As this issue were brought before us three questions are herein raised: First, can the immigration do a search on the electronic documents of one’s laptop?; Second, is the search valid? And Third, can they (the immigration) open your laptop or other electronic devices which forms part of your personal belongings containing electronic documents?.
Search and seizure is the gathering of evidence, wherein the law enforcement may conduct a search of a person or premises to find a tangible evidence for presentation of trial. In my position the immigration has no right to go over and search for the electronic document’s of one’s laptop for this violates Article III Section 2 The Bill of Rights under the 1997 constitution which reads “ Section 2. The right of the people to be secure in their persons, houses, papers and effects against unreasonable searches and seizures of whatever nature and for any purpose shall be inviolable, and no search warrant or warrant of arrest shall issue except upon probable cause to be determined personally by the judge after examination under oath or affirmation of the complainant and the witnesses he may produce, and particularly describing the place to be searched and the persons or things to be seized.”

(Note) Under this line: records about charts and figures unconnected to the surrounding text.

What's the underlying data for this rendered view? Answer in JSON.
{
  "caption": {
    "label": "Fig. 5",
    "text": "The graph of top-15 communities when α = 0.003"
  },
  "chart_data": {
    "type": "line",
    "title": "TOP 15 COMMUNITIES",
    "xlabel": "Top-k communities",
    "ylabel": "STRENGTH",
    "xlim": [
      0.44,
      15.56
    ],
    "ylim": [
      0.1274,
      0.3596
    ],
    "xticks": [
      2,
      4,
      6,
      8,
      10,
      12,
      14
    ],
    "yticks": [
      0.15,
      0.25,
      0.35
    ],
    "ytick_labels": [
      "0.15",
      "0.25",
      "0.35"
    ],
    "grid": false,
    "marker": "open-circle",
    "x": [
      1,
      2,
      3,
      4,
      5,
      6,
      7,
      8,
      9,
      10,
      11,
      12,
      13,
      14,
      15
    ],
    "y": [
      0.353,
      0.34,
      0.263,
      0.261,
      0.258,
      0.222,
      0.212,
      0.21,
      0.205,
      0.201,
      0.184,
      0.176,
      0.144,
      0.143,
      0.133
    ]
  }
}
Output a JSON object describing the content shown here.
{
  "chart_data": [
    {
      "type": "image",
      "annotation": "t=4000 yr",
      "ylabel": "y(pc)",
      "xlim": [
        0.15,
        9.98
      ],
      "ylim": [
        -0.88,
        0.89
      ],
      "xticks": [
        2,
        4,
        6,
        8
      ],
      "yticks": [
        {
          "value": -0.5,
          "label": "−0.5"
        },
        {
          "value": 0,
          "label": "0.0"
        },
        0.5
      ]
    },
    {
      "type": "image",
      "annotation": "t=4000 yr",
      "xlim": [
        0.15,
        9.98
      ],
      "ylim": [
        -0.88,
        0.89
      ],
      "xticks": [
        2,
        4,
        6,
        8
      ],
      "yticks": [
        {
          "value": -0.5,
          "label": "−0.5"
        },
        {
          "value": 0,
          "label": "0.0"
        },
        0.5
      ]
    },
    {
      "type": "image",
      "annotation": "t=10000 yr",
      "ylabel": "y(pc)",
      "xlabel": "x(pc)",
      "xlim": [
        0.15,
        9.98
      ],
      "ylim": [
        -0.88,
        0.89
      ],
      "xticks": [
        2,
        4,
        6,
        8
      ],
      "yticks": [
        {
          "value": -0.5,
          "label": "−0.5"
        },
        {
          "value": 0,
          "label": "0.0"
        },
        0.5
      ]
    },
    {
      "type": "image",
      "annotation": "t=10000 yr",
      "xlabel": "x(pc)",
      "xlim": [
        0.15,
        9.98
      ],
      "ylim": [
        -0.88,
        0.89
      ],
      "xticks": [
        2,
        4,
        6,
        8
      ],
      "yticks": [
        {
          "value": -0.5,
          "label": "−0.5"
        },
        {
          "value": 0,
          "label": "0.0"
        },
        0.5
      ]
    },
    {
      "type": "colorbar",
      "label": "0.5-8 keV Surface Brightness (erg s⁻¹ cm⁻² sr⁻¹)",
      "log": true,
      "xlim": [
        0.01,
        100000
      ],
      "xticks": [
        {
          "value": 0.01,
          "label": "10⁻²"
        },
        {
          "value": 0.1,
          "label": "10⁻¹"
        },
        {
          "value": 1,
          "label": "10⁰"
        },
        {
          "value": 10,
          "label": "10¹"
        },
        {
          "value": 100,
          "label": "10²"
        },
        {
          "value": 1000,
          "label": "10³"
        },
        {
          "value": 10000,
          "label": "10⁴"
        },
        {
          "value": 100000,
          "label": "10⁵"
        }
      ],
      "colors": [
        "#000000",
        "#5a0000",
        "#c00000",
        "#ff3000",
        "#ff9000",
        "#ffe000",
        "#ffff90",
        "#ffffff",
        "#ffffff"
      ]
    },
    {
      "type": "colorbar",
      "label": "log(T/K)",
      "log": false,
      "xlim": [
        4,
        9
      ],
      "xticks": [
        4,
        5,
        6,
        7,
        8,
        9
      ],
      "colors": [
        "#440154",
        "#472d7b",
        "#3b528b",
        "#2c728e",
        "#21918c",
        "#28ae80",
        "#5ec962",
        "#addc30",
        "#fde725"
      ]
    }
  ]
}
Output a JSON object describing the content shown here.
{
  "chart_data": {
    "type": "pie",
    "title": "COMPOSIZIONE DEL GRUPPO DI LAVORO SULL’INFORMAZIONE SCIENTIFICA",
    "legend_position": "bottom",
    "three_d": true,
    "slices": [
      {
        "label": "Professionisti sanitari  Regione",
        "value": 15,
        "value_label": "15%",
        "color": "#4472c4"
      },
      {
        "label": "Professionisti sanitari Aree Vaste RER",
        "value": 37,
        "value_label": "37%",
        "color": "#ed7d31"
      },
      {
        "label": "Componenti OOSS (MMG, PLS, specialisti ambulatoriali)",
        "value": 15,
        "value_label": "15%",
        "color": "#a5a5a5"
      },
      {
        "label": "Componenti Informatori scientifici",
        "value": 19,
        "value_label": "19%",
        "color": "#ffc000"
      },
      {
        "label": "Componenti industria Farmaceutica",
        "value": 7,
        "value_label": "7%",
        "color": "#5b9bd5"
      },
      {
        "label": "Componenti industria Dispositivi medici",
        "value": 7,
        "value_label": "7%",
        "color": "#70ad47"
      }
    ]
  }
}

The search is not valid for you cannot compel a passenger to open their laptop and show its contents without a valid warrant and for the very reason that it violates their privacy rights. Although the airport authorities has their reason why they have to search on certain electronic documents contained in a laptop or other electronic devices still it is invalid and the privacy rights of an individual is solely violated. Warrant less or unreasonable laptop seizure is indeed very inconvenient to passengers, for the reason that the passengers have to wait for a couple of minutes or hours to get their electronic devices, while the authorities review and at times copy its contents. Warrant less laptop seizure may also serve as a threat to business traveller’s and to those public and private officials, wherein their laptop or electronic devices which contains a very confidential information can be seen, copied and entered to the immigration’s computer system which might cause an unstable situation and at worst extreme danger not only to this officials and business traveller’s but also to all the passengers who will be undergoing this procedure.